Cette fille d’agriculteurs, qui a grandi en Aveyron, a toujours eu une sensibilité à la nature. Pas étonnant qu’elle ait choisi la profession de pharmacienne (« j’ai commencé comme assistante à Saint-Nicolas, non loin de Lavit-de-Lomagne où mes parents avaient acheté une exploitation avant de m’installer en 1994 à Caussade ») pour enrichir ses connaissances des plantes, de l’herboristerie, de l’homéopathie… et des champignons que les cueilleurs venaient lui porter dans son officine quand ils n’étaient pas sûrs qu’ils soient comestibles.
Moi, je ne m'occupe que des mal-aimés, comme les araignées.
À la retraite, c’est donc tout naturellement qu’Anne-Marie a rejoint le groupe « mycologie » de la Société de sciences naturelles de Tarn-et-Garonne, adhérant aussi à l’ASNAT, dans le département voisin du Tarn.
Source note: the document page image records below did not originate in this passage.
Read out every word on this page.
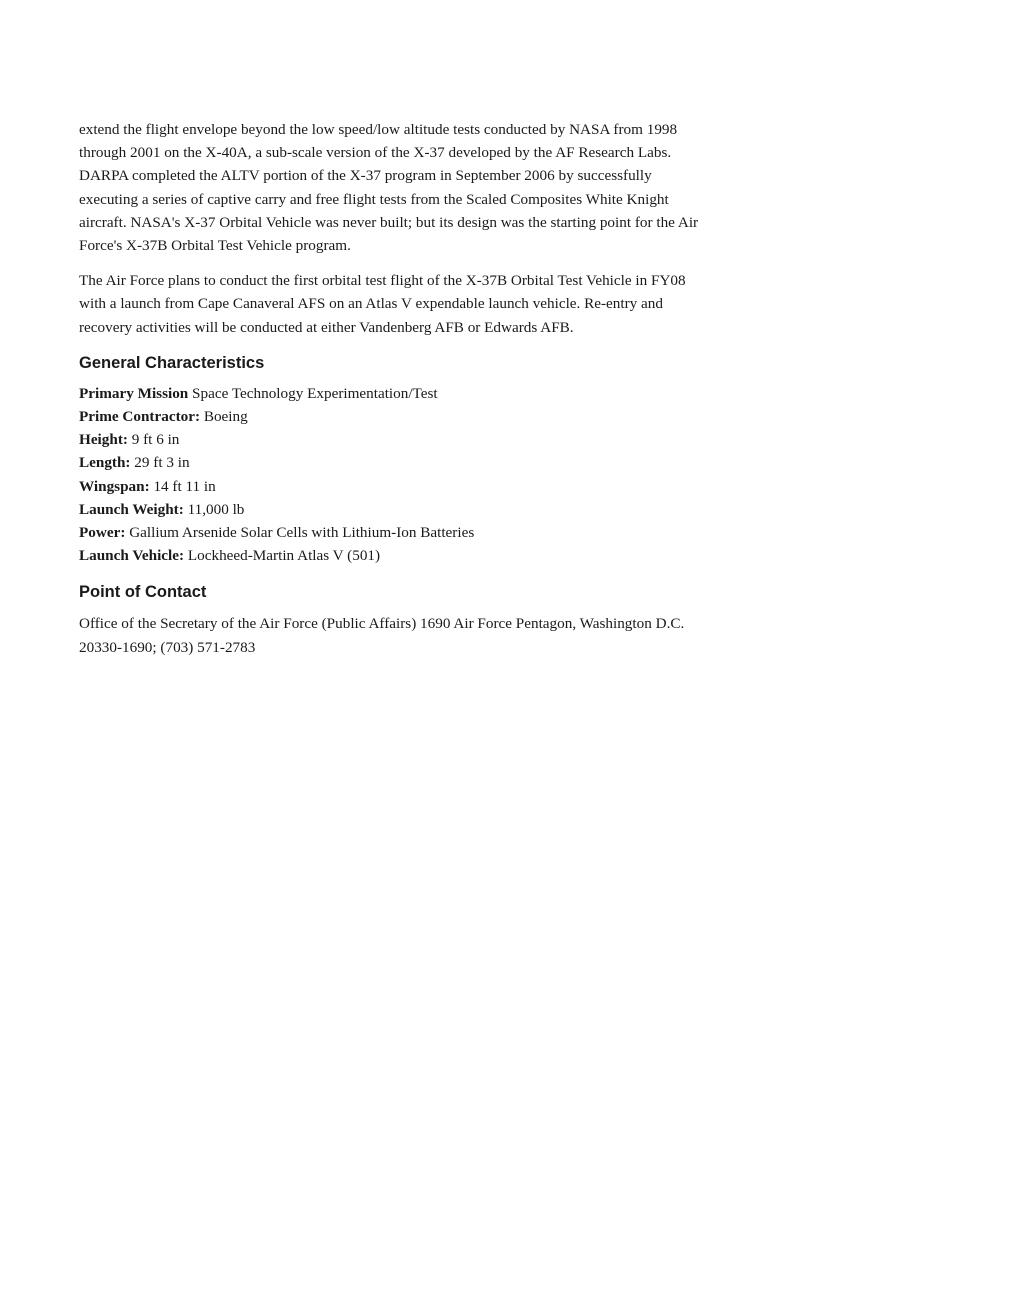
extend the flight envelope beyond the low speed/low altitude tests conducted by NASA from 1998
through 2001 on the X-40A, a sub-scale version of the X-37 developed by the AF Research Labs.
DARPA completed the ALTV portion of the X-37 program in September 2006 by successfully
executing a series of captive carry and free flight tests from the Scaled Composites White Knight
aircraft. NASA's X-37 Orbital Vehicle was never built; but its design was the starting point for the Air
Force's X-37B Orbital Test Vehicle program.

The Air Force plans to conduct the first orbital test flight of the X-37B Orbital Test Vehicle in FY08
with a launch from Cape Canaveral AFS on an Atlas V expendable launch vehicle. Re-entry and
recovery activities will be conducted at either Vandenberg AFB or Edwards AFB.

General Characteristics
Primary Mission Space Technology Experimentation/Test
Prime Contractor: Boeing
Height: 9 ft 6 in
Length: 29 ft 3 in
Wingspan: 14 ft 11 in
Launch Weight: 11,000 lb
Power: Gallium Arsenide Solar Cells with Lithium-Ion Batteries
Launch Vehicle: Lockheed-Martin Atlas V (501)
Point of Contact

Office of the Secretary of the Air Force (Public Affairs) 1690 Air Force Pentagon, Washington D.C.
20330-1690; (703) 571-2783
De quoi élargir son horizon et, grâce aux « myxo », percer le mystère des métamorphoses.
« Moi, je ne m’occupe que des mal aimés », confie-t-elle, comme un cri du cœur adressé aux araignées, son autre passion.
« La photo me plaisait beaucoup mais j’ai bien vu que la photo d’une plante n’était pas belle tant qu’il n’y avait pas une araignée ou un insecte dessus. » Devenue spécialiste de la macro, Anne-Marie a déjà photographié 150 araignées différentes, dont 101 dans son jardin à Monteils. « Chez moi, j’ai trouvé une rareté, l’Eresus Kollari, surnommée l’araignée coccinelle. Normalement, elle vit plus au Sud. Si elle monte jusqu’ici, c’est un signe du réchauffement climatique sans doute. »
À ceux qui ont des réactions épidermiques sur les araignées, Anne-Marie Rantet-Poux explique qu’ils « ont peur de ce qu’ils ne connaissent pas, les araignées ont leur utilité dans la maison, elles sont un très bon insecticide. Alors, vous pouvez enlever la toile, mais ce n’est pas la peine de mettre l’araignée dans le tuyau de l’aspirateur. »
Ses dates clés
2 janvier 1994: elle s’installe pharmacienne
C’est la date de mon installation comme pharmacienne titulaire à Caussade.
5 mai 2011: une araignée dans l’objectif
Ma première photo de l’araignée Saitis barbipes.
27 avril 2015: une rencontre marquante
C’est le jour de ma rencontre avec Marianne Meyer, la spécialiste mondiale des Myxomycètes.
29 août 1983 et 9 juin 1985: la naissance de ses filles
Ce sont les dates de naissance de mes deux filles. Le bonheur était là; il est toujours là.